For these wineries to all go out and hire their own warehouses to obtain the better payment terms would clearly be ridiculous (as well as decimating the business of the storage industry – surely an unintended consequence were it to occur).
How many wineries are we talking about? I did a quick count of the wineries on the list of Customs Controlled Areas and arrived at 434 – well short of the 700 or so members of NZ Winegrowers (and then some on the CCA list are not NZW winery members either). I also know of several wineries that are on the CCA list but which also use bonded warehouses for what they can’t handle themselves. So how many wineries that were meant to benefit will these changes mean nothing for? My guess is close to 300 – the vast majority of the wineries intended to benefit!
Ultimately this highlights the fact that excise, often viewed as a tool for pricing the social costs of alcohol abuse and therefore as a potential tool for increasing prices as a means for reducing consumption, is a flawed tool. The April 2010 Law Commission Report on Regulatory reform for the sale of liquor, which recommended significant increases in the level of excise that the Government declined to implement, referred to research describing the varied price elasticity of demand for different alcoholic beverages. Unfortunately the report did not reflect on the meaning or impact of these differences. The history of excise changes shows that breweries, for example, are routinely able to re-price for the excise impost each year. Wine prices are rarely changed on account of excise – even in more buoyant market conditions – because the nature of competition in the industry , and the plethora of labels on shop or supermarket shelves. Increasing excise solely as a means of raising prices to douse consumption, will more likely further reduce profitability than reduce demand.

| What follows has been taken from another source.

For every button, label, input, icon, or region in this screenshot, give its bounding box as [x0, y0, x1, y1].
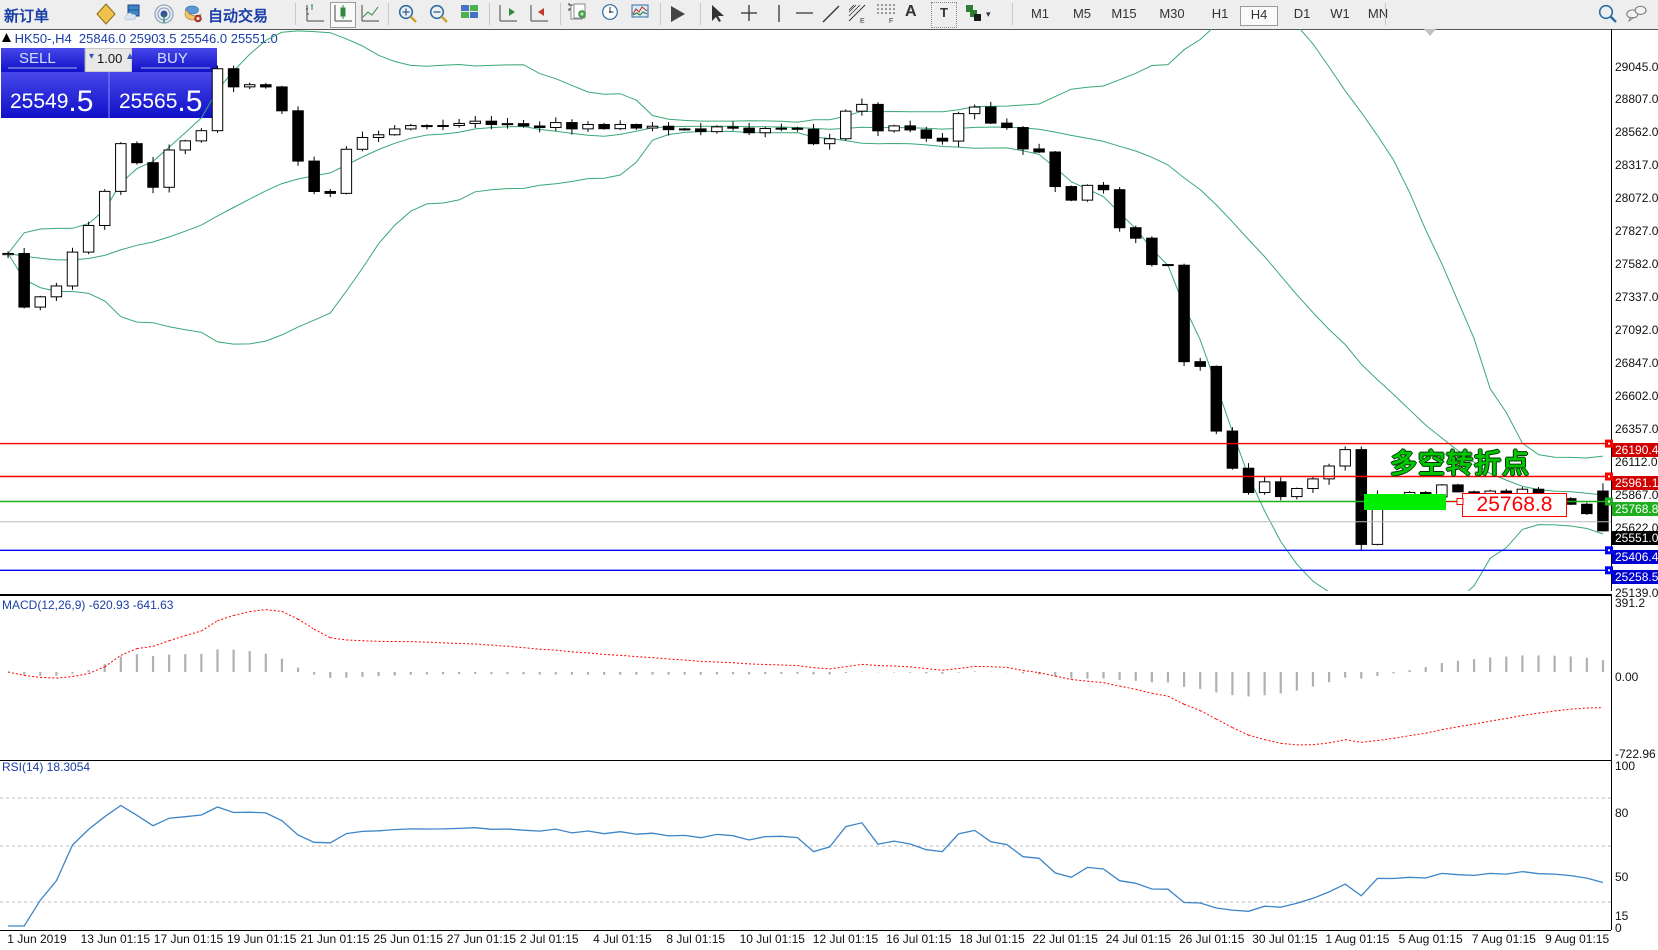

New Zealand Winegrowers has long pushed for the point of excise liability to be shift from the winery to the retail end of the chain so that it would more closely reflect actual consumption. The argument goes that these outlets are already all subject to licensing and already returning GST so that attaching the collection of excise to the collection of GST would be more efficient. At this point it would be more likely to have a direct impact on prices and therefore on the efficacy of excise as a social pricing tool. Such an approach, it has to be admitted, has pros and cons. It might not actually be a clean shift, given the issues of whether some wines in the transition might effectively be subject to excise twice while others could miss depending on timing; and given that what the wine industry would save in compliance costs might well be magnified by greater compliance costs in some sectors of the licensed community such as restaurants that are not necessarily as well set up for security of storage.
And another thought: if the Government were to shift the excise impost to the point of sale and at the same time double the level of excise, it might produce a perverse outcome. The Government coffers might benefit to the tune of an extra $145 million (less lost GST); while at the same time wine prices would actually fall slightly, to the likely chagrin of the health sector, since the increased excise would be less than the total added margins presently charged through the supply chain to the consumer. Would this benefit wine industry profitability? Probably, to the extent that there is one less unavoidable cost that wineries can factor when negotiating with supermarkets or retailers. Of course there would be the perverse affects, such as the reduced profitability of the agency distribution sector that presently charges a margin on the excise-inclusive prices it receives from wineries.
When the Government can’t even implement a viable reform intended to help affected businesses, what is the bet that a bigger reform will be a candidate for the “too hard basket”?
(Disclosure of interest: the writer operates a small winery and currently utilises off site bonded storage, so will derive no benefit from the threshold changes).